Любовь, длиною в век. Повесть. Глава 11. Возвращен

Галина Третьякова Николаева
11. Возвращение
Прошло два года после войны. Многое изменилось в деревнях.  Мало осталось лошадей в колхозах, всё больше трактора работали на полях. В частных хозяйствах тоже  лошадей не стало. В соседние деревни пешком ходили. А из районного центра Зареченского по деревням шёл автобус.  Как-то ранним утром в Демьяновке из автобуса вышел  человек. Автобус поехал дальше, за ним клубком поднималась пыль. А человек ещё долго стоял на остановке и смотрел ему вслед. Потом вздохнул тяжело, как бы вдыхая в себя деревенский запах.  В поношенной фуфайке, смятой кепке и стоптанных сапогах. Худой, в чем душа держится, щёки запали, сам сгорбился. За плечами пустой вещмешок болтается. Сел на стоящую рядом скамейку. Видно трудно было идти дальше. А потом потихоньку побрёл вдоль улицы. Прохожие, спешащие на работу, оборачивались и с интересом рассматривали незнакомца. Никто не узнавал его.  А мужчина мелкими робкими шагами брёл  к дому Еремеевых.
Ульяна выглянула в окно. Всмотрелась….   По дороге идёт человек. Она не узнала его…. Она почувствовала… Сердце её радостно забилось и  ноги сами понесли на улицу. Хлопнула входная дверь, стукнула калитка, Ульяна бежала навстречу незнакомцу. Бросилась ему на грудь и громко, по бабьи,  завыла.
-Ульянка, милая, я дома, я здесь, не плачь,- уговаривал он её хриплым, простуженным голосом. Но она не могла остановиться. Все невыплаканные слёзы за эти десять лет, вся  тоска, все воспоминания вылились здесь, не смотря на  взгляды прохожих.
-Проша, Проша, я знала, что ты вернёшься!- шептала она. В обнимку они пошли в дом.
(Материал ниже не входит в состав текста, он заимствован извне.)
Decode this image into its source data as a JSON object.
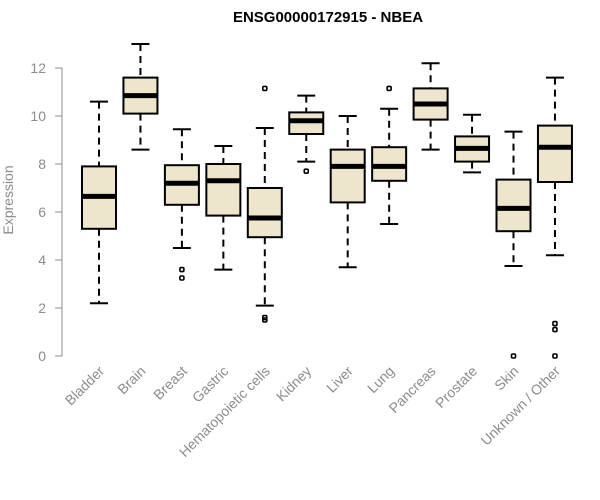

Худой, больной, убитый горем и тяжёлой работой. Но не обозлившийся. Нет, не было у него обиды ни на советскую власть, ни на коммунистов, которые по чьему – то  злому доносу перечеркнули всё, что он сделал для партии, весь его труд на посту председателя колхоза. Перестали доверять и вычеркнули из партии. Он просто удивлялся их наивности, что не могли рассмотреть  таких,  как Тимофеев, Саранцев и других, каких полно во всех уголках нашей страны. Именно из-за них страдали  все его товарищи, тянувшие тяжелейшую лямку в лагерях, как «враги  народа».
Ульяна на завтра  привезла из Бухаревки  старую тётку, Марию Григорьевну. Та за  полгода  поставила Прохора на ноги своими   травками, настоями, примочками, заговорами и приговорами. Лечила грыжу и правила надсаду, приводила в порядок  суставы и суставчики, парила на печи и в парилке его простуженные ноги, бронхи  и лёгкие.
К весне Фёдор Иванович Косолапов, который всё ещё был председателем колхоза,  устроил  его конюхом на конный двор. Но и здесь  нашли его  недруги из Лежнёвки. Секретарь парткома вызвал к себе Фёдора Ивановича и сообщил, что жалоба поступила на него – свояка своего пригрел,  «врага народа», к лошадям поставил. А не боится, что враг народа всех лошадей отравит?
Ничего не сказал Фёдор Иванович, только вздохнул тяжело и попросил листок бумаги. Написал заявление с просьбой  освободить от  занимаемой должности.
- Старый стал, отдохнуть пора. Молодёжь с войны возвращается, достойных много. А я займусь своим любимым делом.
И ушёл работать на колхозную пасеку. Прохор так и остался конюхом. Ну что ж, добились  Лежнёвцы своего -  не на кого сейчас жаловаться. Новый председатель, фронтовик, молодой, энергичный, сказал, что такую работу, как конюх и пасечник никому, кроме  Еремеева и Косолапого не доверит. Молодёжи не справиться. Да и нет у них желания - те всё больше на технику рвутся.